In user-centered design, it’s often assumed that users should validate our assumptions, test our prototypes, and even shape the direction of the design itself. Design moves beyond usability into speculation, critical reflection, and non-human-centered perspectives, so it becaumes hard to define what it means to evaluate a design. We explore how interaction design is evolving and how traditional ideas of evaluation may no longer be enough.


Reading "Making by Making Strange: Defamiliarization and the Design of Domestic Technologies”

They argue that the home has become so “natural” that we stop questioning it. So they use design to make the home strange again. They show how technologies often reinforce outdated norms—like assuming the woman is always cooking, or that privacy means isolation.

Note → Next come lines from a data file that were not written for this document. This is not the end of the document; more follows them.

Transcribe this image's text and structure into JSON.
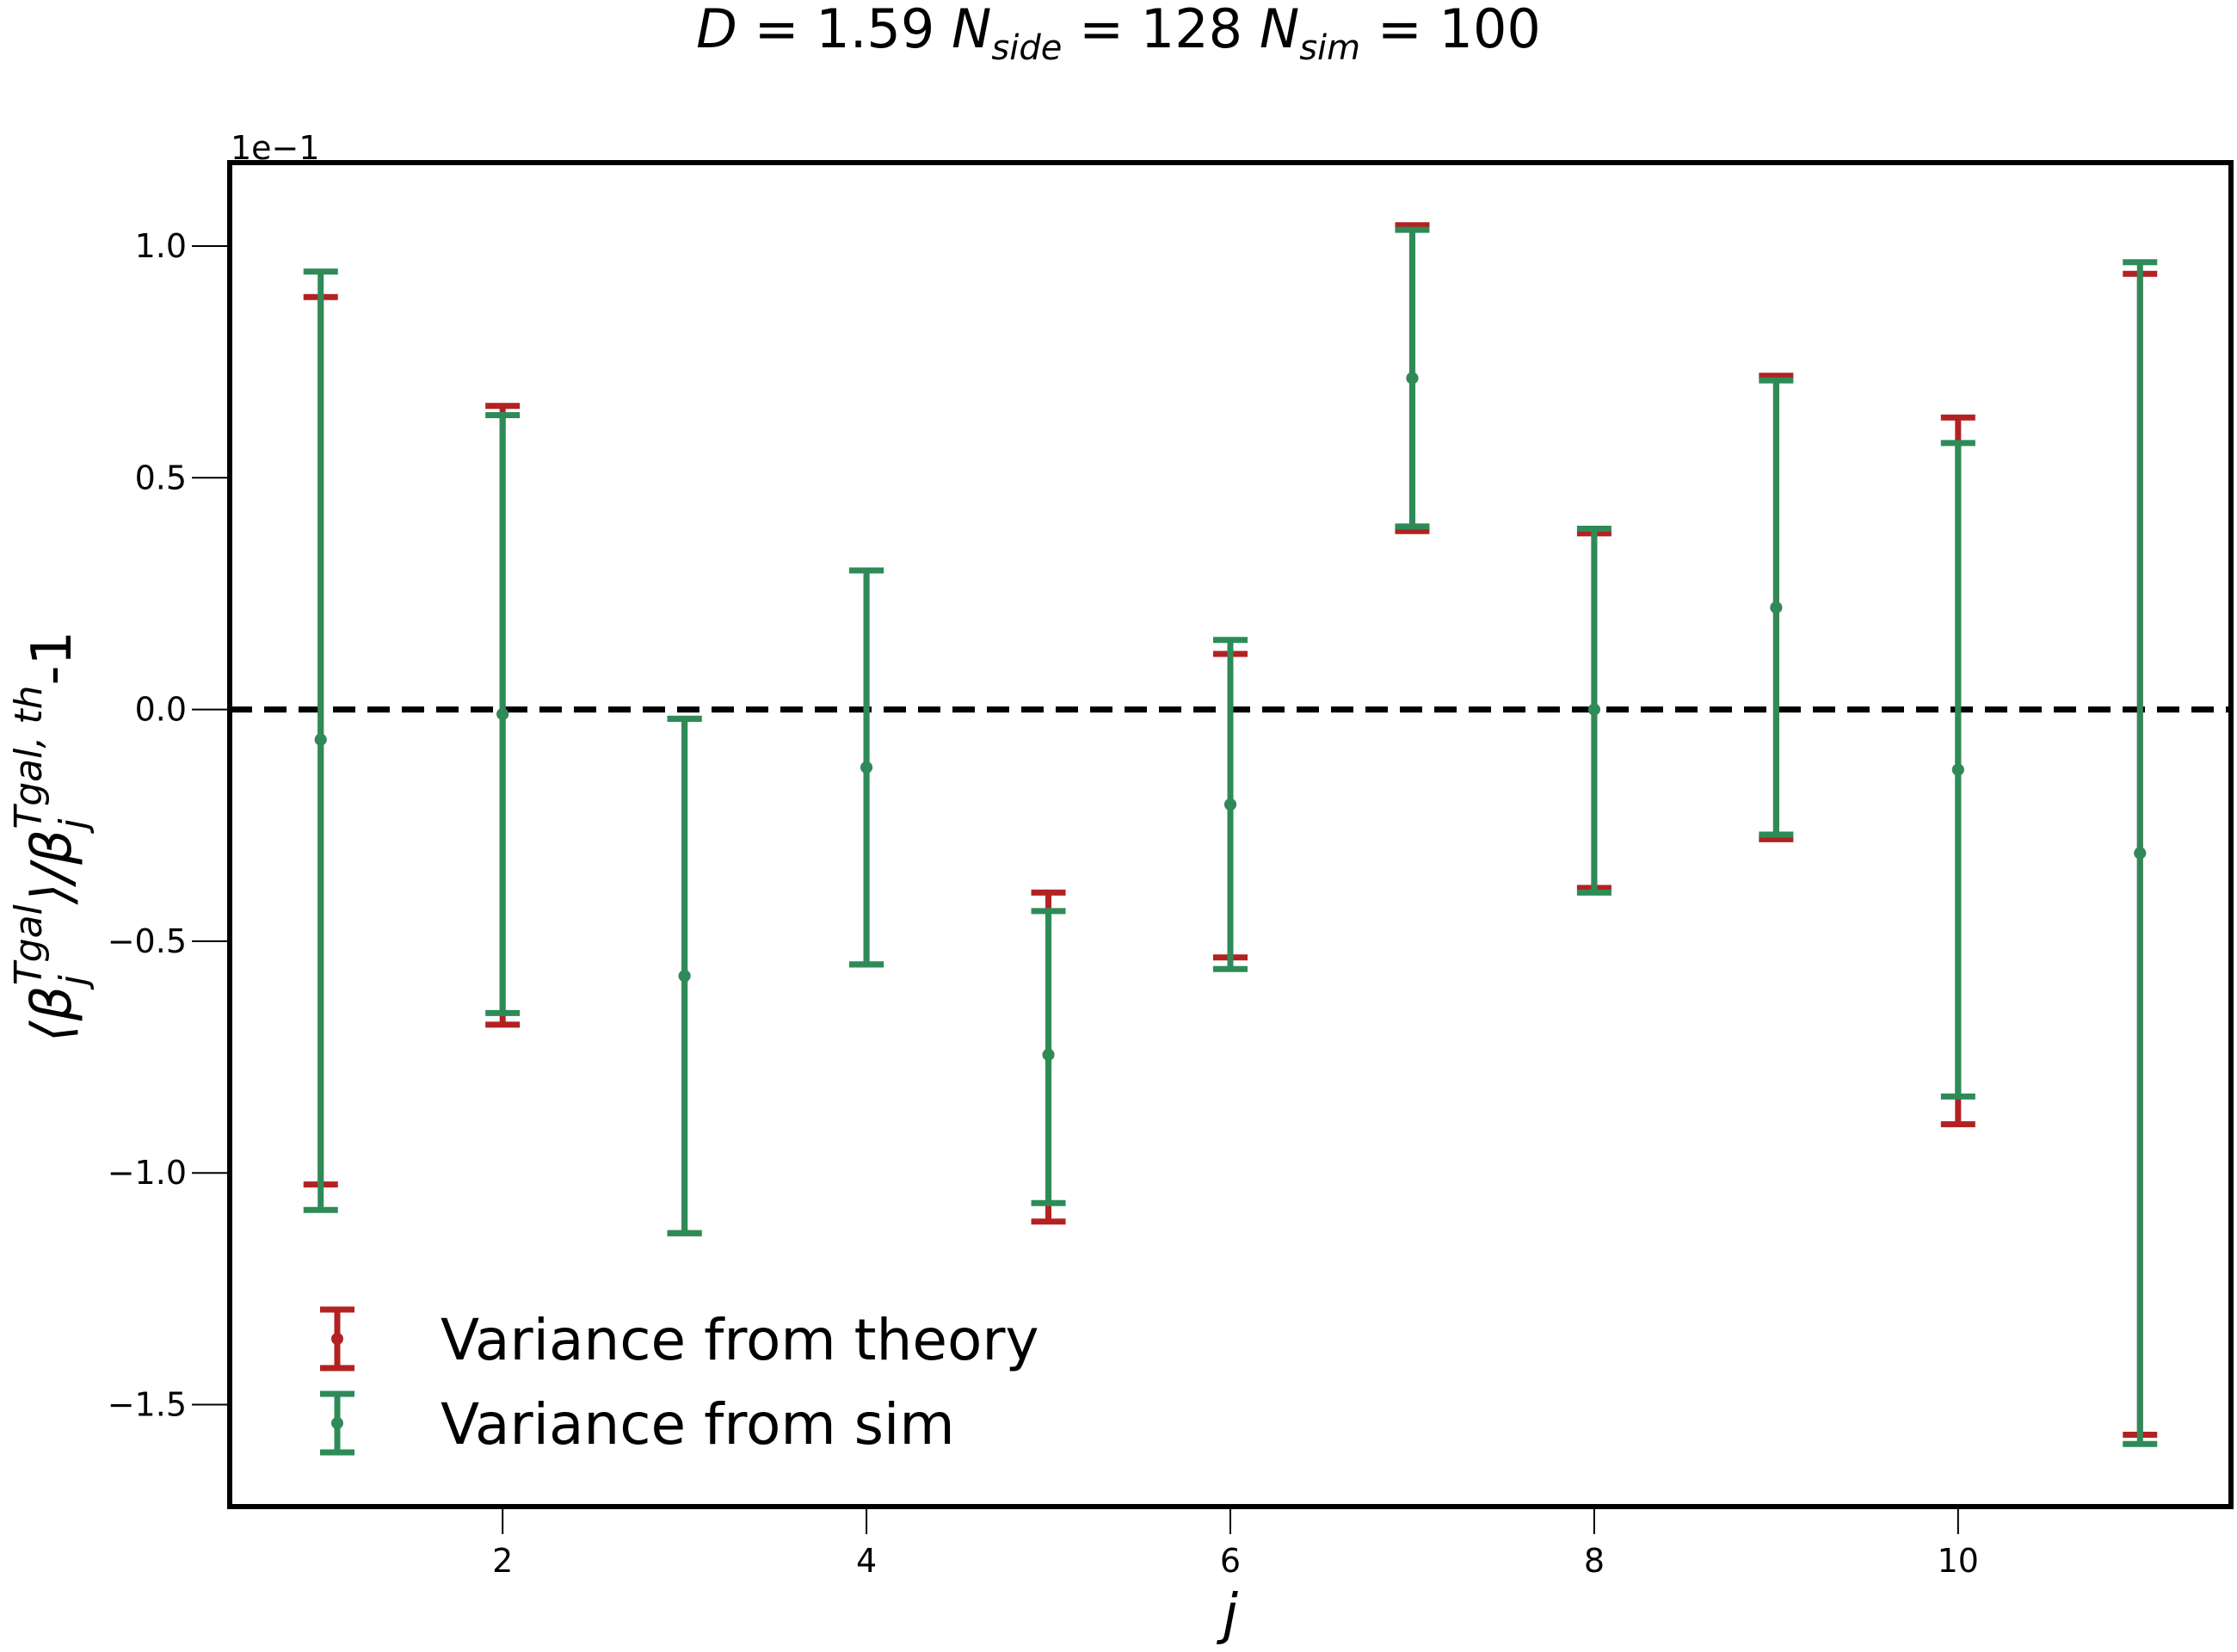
{
  "chart_data": {
    "type": "errorbar",
    "title": "D = 1.59 N_side = 128 N_sim = 100",
    "title_parts": {
      "D_label": "D",
      "D_value": "1.59",
      "nside_label": "N",
      "nside_sub": "side",
      "nside_value": "128",
      "nsim_label": "N",
      "nsim_sub": "sim",
      "nsim_value": "100",
      "equals": " = "
    },
    "xlabel": "j",
    "ylabel": "⟨β_j^Tgal⟩/β_j^Tgal, th -1",
    "ylabel_parts": {
      "open": "⟨β",
      "sub_j": "j",
      "sup_tgal": "Tgal",
      "mid": "⟩/β",
      "sup_tgal_th": "Tgal, th",
      "tail": "-1"
    },
    "scale_note": "1e−1",
    "xlim": [
      0.5,
      11.5
    ],
    "ylim": [
      -1.72,
      1.18
    ],
    "xticks": [
      2,
      4,
      6,
      8,
      10
    ],
    "yticks": [
      1.0,
      0.5,
      0.0,
      -0.5,
      -1.0,
      -1.5
    ],
    "ytick_labels": [
      "1.0",
      "0.5",
      "0.0",
      "−0.5",
      "−1.0",
      "−1.5"
    ],
    "reference_line": {
      "y": 0.0,
      "style": "dashed",
      "color": "#000000"
    },
    "x": [
      1,
      2,
      3,
      4,
      5,
      6,
      7,
      8,
      9,
      10,
      11
    ],
    "means": [
      -0.065,
      -0.01,
      -0.575,
      -0.125,
      -0.745,
      -0.205,
      0.715,
      0.0,
      0.22,
      -0.13,
      -0.31
    ],
    "series": [
      {
        "name": "Variance from theory",
        "color": "#b22222",
        "upper": [
          0.89,
          0.655,
          -0.02,
          0.3,
          -0.395,
          0.12,
          1.045,
          0.38,
          0.72,
          0.63,
          0.94
        ],
        "lower": [
          -1.025,
          -0.68,
          -1.13,
          -0.55,
          -1.105,
          -0.535,
          0.385,
          -0.385,
          -0.28,
          -0.895,
          -1.565
        ]
      },
      {
        "name": "Variance from sim",
        "color": "#2e8b57",
        "upper": [
          0.945,
          0.635,
          -0.02,
          0.3,
          -0.435,
          0.15,
          1.035,
          0.39,
          0.71,
          0.575,
          0.965
        ],
        "lower": [
          -1.08,
          -0.655,
          -1.13,
          -0.55,
          -1.065,
          -0.56,
          0.395,
          -0.395,
          -0.27,
          -0.835,
          -1.585
        ]
      }
    ],
    "legend_position": "lower-left"
  }
}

Defamiliarization challenges that. It asks us to re-see what we take for granted. And like design fiction, it doesn't solve problems—it reveals them.

By making the familiar appear strange it orders to encourage critical reflection, rather than passively propagate, the existing politics and culture of home life and to develop new alternatives for design. Domestic spaces are seen as over-familiar, leading designers to reproduce unexamined assumptions about

gender roles, efficiency, privacy, and family structure. Ethnographies show that homes are not the same everywhere, also in one country. Peoples’ expectations and desires differ across and between cultures. These things need to be taken into account when designing living spaces.

They’re not interested in making better smart homes. They’re interested in making better questions about homes.

One project that really illustrates traditional user-centered evaluation in a complex context is The Aware Home. This was a full-scale experimental house built to explore how technologies could support aging in place, helping older adults live independently and safely in their own homes for longer. It was made in cause Rising costs and emotional downsides of institutional care and the increasing aging population with cognitive and physical decline. The home is equipped with sensors, cameras, and intelligent systems to monitor things like movement, posture, routines, and even memory lapses. For example, one prototype called “What Was I Cooking?” uses sensors and video to help users remember interrupted kitchen tasks. Another project, the Digital Family Portrait, gives remote family members a subtle visualization of how active their loved one has been over time—so they can be reassured without invading privacy. From an evaluation standpoint, this work is grounded in user-centered design: identifying real needs, creating functional prototypes, and testing them through observation and usability feedback. But even in this context, we see deeper questions emerge: What behaviors are we normalizing? What does “awareness” mean when it’s being sensed by a machine? The Aware Home reminds us that even highly practical designs reflect values—and that evaluation is never truly neutral.


Reading "Evaluating Design Fiction: The Right Tool for the Job”

Design fiction explores and critiques possible futures by creating speculative artifacts and often provocative scenarios. Design fictions aren’t predictions. They’re not necessarily prototypes either. They’re provocations. They create stories around imagined technologies. The goal is to invite users to reflect on emerging technologies, cultural norms, or systemic issues. These fictions often highlight what could go wrong, or what’s already wrong with the systems we live in.

This is where things get tricky. Traditional evaluation methods—like usability tests or surveys—don’t really work here. You can’t ask a user to rate their satisfaction with an imaginary product, so it remains unclear how to evaluate what good or bad design fiction is. This is because its value depends heavily on its intention and goals. Instead of using just one way to judge design fiction, we should use different approaches that match what each design fiction is trying to achieve.